Conclusioni: Le Implicazioni Pratiche
Questa sentenza lancia un messaggio chiaro: i diritti devono essere esercitati in modo leale e corretto. Il cliente ha pieno diritto di accedere alla documentazione che lo riguarda, ma deve farlo seguendo le procedure indicate e collaborando con l’istituto di credito. Le strategie processuali aggressive e pretestuose, mirate più a ottenere una condanna alle spese che a tutelare un interesse concreto, non solo non trovano tutela nell’ordinamento, ma possono essere severamente sanzionate. Per i consumatori e le associazioni che li rappresentano, ciò significa agire con diligenza, assicurandosi di aver esperito ogni tentativo di risoluzione bonaria prima di adire le vie legali, per non trasformare un diritto in un boomerang economico e legale.

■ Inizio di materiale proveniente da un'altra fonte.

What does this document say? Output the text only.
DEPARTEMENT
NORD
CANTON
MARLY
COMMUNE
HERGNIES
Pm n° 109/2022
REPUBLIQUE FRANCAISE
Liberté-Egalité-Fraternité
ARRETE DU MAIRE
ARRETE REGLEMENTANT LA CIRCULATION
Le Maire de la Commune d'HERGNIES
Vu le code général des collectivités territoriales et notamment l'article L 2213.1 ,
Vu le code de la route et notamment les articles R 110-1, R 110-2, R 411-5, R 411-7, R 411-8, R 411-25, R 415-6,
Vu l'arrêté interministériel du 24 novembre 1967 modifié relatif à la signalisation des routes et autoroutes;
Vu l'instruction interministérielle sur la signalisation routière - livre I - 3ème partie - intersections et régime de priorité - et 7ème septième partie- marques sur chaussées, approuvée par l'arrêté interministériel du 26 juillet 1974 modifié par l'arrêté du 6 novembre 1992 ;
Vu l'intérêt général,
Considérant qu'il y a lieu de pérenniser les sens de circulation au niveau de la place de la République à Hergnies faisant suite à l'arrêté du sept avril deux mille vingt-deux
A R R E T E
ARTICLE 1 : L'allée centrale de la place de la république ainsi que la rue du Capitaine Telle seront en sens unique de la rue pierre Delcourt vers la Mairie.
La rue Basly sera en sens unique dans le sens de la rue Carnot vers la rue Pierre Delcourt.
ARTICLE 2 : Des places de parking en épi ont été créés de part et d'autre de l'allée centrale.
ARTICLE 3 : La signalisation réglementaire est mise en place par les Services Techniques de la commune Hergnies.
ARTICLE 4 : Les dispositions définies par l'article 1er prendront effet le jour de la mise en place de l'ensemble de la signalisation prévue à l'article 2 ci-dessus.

È sempre legittimo per un cliente bancario richiedere la documentazione contrattuale?
Sì, il diritto del cliente di ottenere la documentazione relativa al proprio rapporto contrattuale è tutelato dagli artt. 117 e 119 del Testo Unico Bancario. Tuttavia, l’esercizio di questo diritto deve avvenire nel rispetto dei principi di buona fede e correttezza.
Cosa succede se un cliente invia una richiesta di documenti a un ufficio bancario non competente?
Se la banca fornisce tempestivamente le indicazioni corrette per inoltrare la richiesta all’ufficio competente, il cliente è tenuto a cooperare. Ignorare tali indicazioni e procedere per vie legali può essere considerato un comportamento contrario a buona fede e un abuso del diritto, come stabilito nella sentenza in esame.
Quando una richiesta di documenti può essere considerata un abuso del diritto?
Secondo la sentenza, si configura un abuso del diritto quando il comportamento del richiedente, pur formalmente legittimo, viola il dovere di buona fede e correttezza. Ciò accade, ad esempio, quando la richiesta viene usata in modo strumentale non per ottenere realmente i documenti, ma per creare un pretesto per avviare un’azione legale, come nel caso di invio deliberato a un indirizzo errato e successivo rifiuto di correggere l’errore.